Let’s write a little bash/perl combination that we’ll use to test the pipe capacity on Linux:

#!/bin/bash 
test $# -ge 1 || { echo "usage: $0 write-size [wait-time]"; exit 1; } 
test $# -ge 2 || set -- "$@" 1 
bytes_written=$( 
{ 
  exec 3>&1 
   { 
perl -e ' 
$size = $ARGV[0]; 
$block = q(a) x $size; 
$num_written = 0; 
sub report { print STDERR $num_written * $size, qq(\n); } 
report; while (defined syswrite STDOUT, $block) { 
$num_written++; report; 
}
' "$1" 2>&3 
   } | (sleep "$2"; exec 0<&-); } | tail -1 ) 
printf "write size: %10d; bytes successfully written before error: %d\n" \ "$1" "$bytes_written"

$ /bin/bash -c 'for p in {0..18}; do /tmp/ts.sh $((2 ** $p)) 0.5; done'
write size:          1; bytes successfully written before error: 65536
write size:          2; bytes successfully written before error: 65536
write size:          4; bytes successfully written before error: 65536
write size:          8; bytes successfully written before error: 65536
write size:         16; bytes successfully written before error: 65536
write size:         32; bytes successfully written before error: 65536
write size:         64; bytes successfully written before error: 65536
write size:        128; bytes successfully written before error: 65536
write size:        256; bytes successfully written before error: 65536
write size:        512; bytes successfully written before error: 65536
write size:       1024; bytes successfully written before error: 65536
write size:       2048; bytes successfully written before error: 65536
write size:       4096; bytes successfully written before error: 65536
write size:       8192; bytes successfully written before error: 65536
write size:      16384; bytes successfully written before error: 65536
write size:      32768; bytes successfully written before error: 65536
write size:      65536; bytes successfully written before error: 65536
write size:     131072; bytes successfully written before error: 0
write size:     262144; bytes successfully written before error: 0

This example errors at the point when the write size becomes greater than 65536 (64 KiB), at which it blocks.

3.2. /proc Files

The value in /proc/sys/fs/pipe-max-pages sets an upper limit, in pages, on the capacity for a pipe.
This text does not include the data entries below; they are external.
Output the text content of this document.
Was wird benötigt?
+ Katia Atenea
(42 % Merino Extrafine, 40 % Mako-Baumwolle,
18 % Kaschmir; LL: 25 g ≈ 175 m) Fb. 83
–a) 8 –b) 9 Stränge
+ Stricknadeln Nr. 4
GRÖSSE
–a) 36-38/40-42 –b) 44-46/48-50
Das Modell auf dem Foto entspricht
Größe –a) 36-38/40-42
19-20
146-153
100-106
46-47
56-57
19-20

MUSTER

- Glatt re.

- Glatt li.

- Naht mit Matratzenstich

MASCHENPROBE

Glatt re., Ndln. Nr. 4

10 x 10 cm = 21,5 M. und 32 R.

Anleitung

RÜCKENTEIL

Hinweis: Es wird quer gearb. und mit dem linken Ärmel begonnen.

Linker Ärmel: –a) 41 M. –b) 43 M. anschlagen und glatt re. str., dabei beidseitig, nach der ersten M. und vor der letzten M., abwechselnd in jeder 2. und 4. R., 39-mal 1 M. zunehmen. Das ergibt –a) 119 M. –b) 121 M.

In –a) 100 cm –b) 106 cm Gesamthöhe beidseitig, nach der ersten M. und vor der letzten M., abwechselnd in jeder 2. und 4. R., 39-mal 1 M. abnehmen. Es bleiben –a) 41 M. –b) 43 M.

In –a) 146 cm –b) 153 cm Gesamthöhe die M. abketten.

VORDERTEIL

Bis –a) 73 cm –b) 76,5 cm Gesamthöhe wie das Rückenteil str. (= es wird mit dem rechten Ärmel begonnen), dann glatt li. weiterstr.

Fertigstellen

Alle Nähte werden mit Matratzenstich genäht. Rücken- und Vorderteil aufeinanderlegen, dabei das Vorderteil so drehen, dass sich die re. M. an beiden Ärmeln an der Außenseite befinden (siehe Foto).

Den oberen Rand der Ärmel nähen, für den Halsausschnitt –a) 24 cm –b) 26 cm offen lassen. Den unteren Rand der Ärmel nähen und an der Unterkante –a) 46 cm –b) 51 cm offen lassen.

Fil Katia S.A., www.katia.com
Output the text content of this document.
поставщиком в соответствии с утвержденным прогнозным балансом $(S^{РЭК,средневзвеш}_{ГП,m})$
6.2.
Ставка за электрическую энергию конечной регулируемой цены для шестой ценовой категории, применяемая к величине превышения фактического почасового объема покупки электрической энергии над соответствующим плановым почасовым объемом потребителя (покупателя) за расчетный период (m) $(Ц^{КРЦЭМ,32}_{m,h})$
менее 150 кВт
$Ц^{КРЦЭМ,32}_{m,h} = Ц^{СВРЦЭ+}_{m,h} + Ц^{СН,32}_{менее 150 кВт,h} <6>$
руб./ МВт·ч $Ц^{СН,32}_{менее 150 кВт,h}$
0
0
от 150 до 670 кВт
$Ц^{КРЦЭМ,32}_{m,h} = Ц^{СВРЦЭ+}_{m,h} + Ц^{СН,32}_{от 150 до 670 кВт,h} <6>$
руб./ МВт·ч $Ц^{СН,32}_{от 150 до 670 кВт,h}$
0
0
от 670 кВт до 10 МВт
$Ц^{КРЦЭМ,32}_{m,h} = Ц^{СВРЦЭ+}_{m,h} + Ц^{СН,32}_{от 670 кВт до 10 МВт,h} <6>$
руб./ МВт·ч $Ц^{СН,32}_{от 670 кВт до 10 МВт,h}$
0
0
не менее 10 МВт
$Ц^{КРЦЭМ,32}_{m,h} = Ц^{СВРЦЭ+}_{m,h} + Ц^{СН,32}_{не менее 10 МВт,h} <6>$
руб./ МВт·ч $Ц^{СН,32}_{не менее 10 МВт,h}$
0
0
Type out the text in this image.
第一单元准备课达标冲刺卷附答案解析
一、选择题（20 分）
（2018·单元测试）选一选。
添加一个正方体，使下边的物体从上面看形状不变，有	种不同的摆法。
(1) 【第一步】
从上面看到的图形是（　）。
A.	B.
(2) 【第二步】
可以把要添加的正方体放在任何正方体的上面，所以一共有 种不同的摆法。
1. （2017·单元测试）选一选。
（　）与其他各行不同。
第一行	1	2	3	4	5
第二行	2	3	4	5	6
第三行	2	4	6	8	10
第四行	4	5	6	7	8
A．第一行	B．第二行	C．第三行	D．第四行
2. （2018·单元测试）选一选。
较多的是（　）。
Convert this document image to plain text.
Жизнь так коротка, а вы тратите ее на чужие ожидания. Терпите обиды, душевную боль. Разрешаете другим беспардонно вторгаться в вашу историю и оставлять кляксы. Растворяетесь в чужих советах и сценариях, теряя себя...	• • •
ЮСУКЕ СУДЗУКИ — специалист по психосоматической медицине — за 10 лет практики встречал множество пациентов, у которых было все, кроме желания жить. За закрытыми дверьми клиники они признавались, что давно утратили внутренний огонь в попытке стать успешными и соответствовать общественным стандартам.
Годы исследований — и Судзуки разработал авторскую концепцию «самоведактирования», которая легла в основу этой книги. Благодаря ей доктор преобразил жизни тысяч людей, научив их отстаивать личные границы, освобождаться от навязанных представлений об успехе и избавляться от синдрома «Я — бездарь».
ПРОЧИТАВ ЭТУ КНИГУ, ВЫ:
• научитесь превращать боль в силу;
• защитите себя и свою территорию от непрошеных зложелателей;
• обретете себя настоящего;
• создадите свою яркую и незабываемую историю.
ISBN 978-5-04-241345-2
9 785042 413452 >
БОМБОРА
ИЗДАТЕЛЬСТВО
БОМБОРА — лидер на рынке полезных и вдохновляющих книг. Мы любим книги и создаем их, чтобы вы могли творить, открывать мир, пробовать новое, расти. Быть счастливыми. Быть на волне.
It can be set even by an unprivileged user — for example, one without the CAP_SYS_RESOURCE capability. The default value for this limit is 16 times the default pipe capacity, the lower limit of which is two pages.

The value in /proc/sys/fs/pipe-user-pages-hard sets the hard limit on the total size (in pages) of all pipes. It can be created or set by a single unprivileged user — for example, one with neither the CAP_SYS_RESOURCE nor the CAP_SYS_ADMIN capability.

The value in /proc/sys/fs/pipe-user-pages-soft sets the soft limit on the total size (in pages) of all pipes. It can be created or set by a single unprivileged user — for example, one with neither the CAP_SYS_RESOURCE nor the CAP_SYS_ADMIN capability.

4. The Pipe Buffer Capacity on Various Linux Systems

Let’s see some alternatives to explore the actual pipe buffer capacity using shell commands on Linux Systems. We’ll first be exploring those shell commands and then will be checking them for Solaris and Fedora Linux systems. Let’s first obtain the pipe buffer size using bash:

$ yes produce_this_string_as_output | tee >(sleep 1) | wc -c
73728

Now, let’s examine a portable version of obtaining the pipe buffer size using bash: 

$ ( (sleep 1; exec yes produce_this_string_as_output) & echo $! ) | (pid=$(head -1); sleep 2; kill "$pid"; wc -c </dev/stdin)
65520

4.1. Solaris 10

On Solaris 10, ulimit prints 512:

$ ulimit -a | grep pipe
pipe size            (512 bytes, -p) 8

And this matches the output:

$ getconf -a |grep PIPE_BUF
PIPE_BUF                      4096
_POSIX_PIPE_BUF               4096

4.2. Fedora 25

On Fedora 25, our first yes method prints 73728 instead of the 64 KiB determined:

$ dd if=/dev/zero bs=4096 status=none | pv -bn | sleep 1
65536

5. Conclusion

In this article, we discussed the concept of pipe buffer capacity in Linux.

We focused on discussing methods to find the pipe buffer capacity in the initial part of the article. However, later, we discussed utilities that, when used directly, give us the limit on the total size (in pages) of all pipes.

Finally, we explored alternatives to evaluate the actual pipe buffer capacity using shell commands for Solaris and Fedora Linux systems.